La plus petite, une châtaine déjà presque jolie, amusée, s'oubliant soi-même, de la main gauche tend un morceau de sucre à un de ces pauvres chiens crottés, faméliques, qui n'ont ni race, ni gite, ni maître, qui rodent à l'aventure par les rues et les quais, et de l'autre émiette les restes de son pain à d'effrontés moineaux. Et les prunelles tendres, humides, veloutées du chien, les mirettes bougeuses, brillantes, telles que des têtes d'épingle noire des friquets, les yeux clairs, lumineux, hardis de cette gamine de faubourg ont quelque chose de fraternel...

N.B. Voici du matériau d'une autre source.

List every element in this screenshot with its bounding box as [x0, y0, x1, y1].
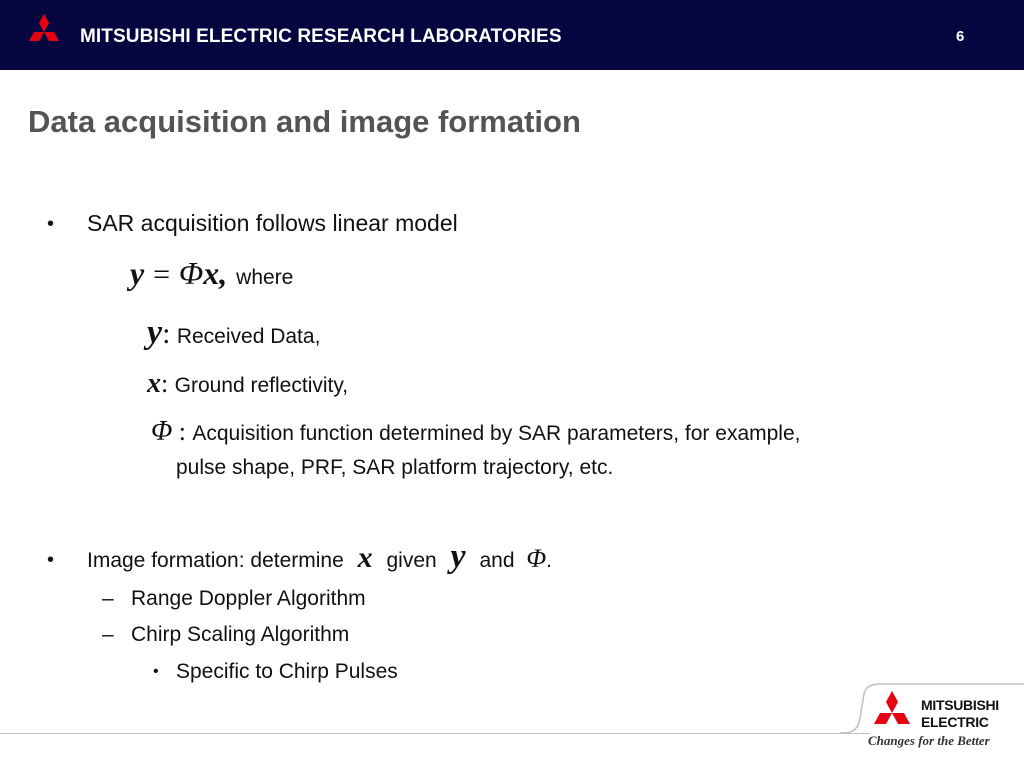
equation-suffix: where — [236, 266, 294, 289]
def-symbol: Φ — [151, 416, 173, 447]
header-title: MITSUBISHI ELECTRIC RESEARCH LABORATORIES — [80, 26, 562, 47]
definition-x — [147, 368, 348, 400]
and-text: and — [479, 549, 515, 572]
subsub-item: Specific to Chirp Pulses — [176, 660, 398, 683]
bullet-text — [87, 538, 552, 576]
sub-dash: – — [102, 623, 114, 646]
end-punct: . — [546, 549, 552, 572]
given-text: given — [386, 549, 437, 572]
equation-lhs: y — [130, 255, 145, 291]
mitsubishi-logo-icon — [868, 690, 916, 730]
def-colon: : — [178, 417, 186, 446]
equation-equals: = — [153, 258, 171, 291]
sub-item: Range Doppler Algorithm — [131, 587, 366, 610]
equation-phi: Φ — [178, 255, 204, 291]
bullet-dot: • — [47, 213, 55, 235]
header-bar — [0, 0, 1024, 70]
sub-item: Chirp Scaling Algorithm — [131, 623, 350, 646]
def-colon: : — [161, 369, 169, 398]
bullet-text: SAR acquisition follows linear model — [87, 210, 458, 236]
equation-rhs: x, — [203, 255, 228, 291]
slogan: Changes for the Better — [868, 733, 990, 748]
mitsubishi-logo-icon — [24, 12, 64, 46]
def-text: Ground reflectivity, — [174, 374, 349, 397]
slide-title: Data acquisition and image formation — [28, 104, 581, 139]
definition-phi — [151, 416, 800, 448]
symbol-y: y — [450, 538, 466, 575]
brand-line1: MITSUBISHI — [921, 697, 999, 713]
footer-divider — [0, 733, 870, 734]
symbol-x: x — [357, 541, 373, 574]
definition-y — [147, 314, 320, 352]
brand-line2: ELECTRIC — [921, 714, 989, 730]
def-text: Acquisition function determined by SAR parameters, for example, — [192, 422, 801, 445]
symbol-phi: Φ — [526, 544, 547, 573]
def-symbol: y — [147, 314, 163, 351]
equation — [130, 255, 293, 292]
bullet-prefix: Image formation: determine — [87, 549, 344, 572]
def-text-continued: pulse shape, PRF, SAR platform trajectory, etc. — [176, 456, 614, 479]
def-symbol: x — [147, 368, 161, 399]
subsub-dot: • — [153, 663, 159, 680]
def-colon: : — [162, 317, 171, 350]
page-number: 6 — [956, 28, 965, 45]
bullet-dot: • — [47, 549, 55, 571]
def-text: Received Data, — [176, 325, 321, 348]
sub-dash: – — [102, 587, 114, 610]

                                                                                                   René de Maizeroy.

Mon Dimanche, revue populaire illustrée, 27 août 1905.

Nota de célestin Mira:

* Thyrse:

Dans la mythologie gréco-romaine, le thyrse est un bâton recouvert de lierre et de vigne accompagnant Dionysos ou Bacchus.


En botanique, le thyrse est une inflorescence pyramidale en grappe, comme le raisin de la vigne, la fleur du lilas ou celle du marronnier.


Thyrse du marronnier.

* Midinette: le mot est la contraction de midi et de dinette. Les employées de la mode faisait dinette à midi, pendant leur pose déjeuner.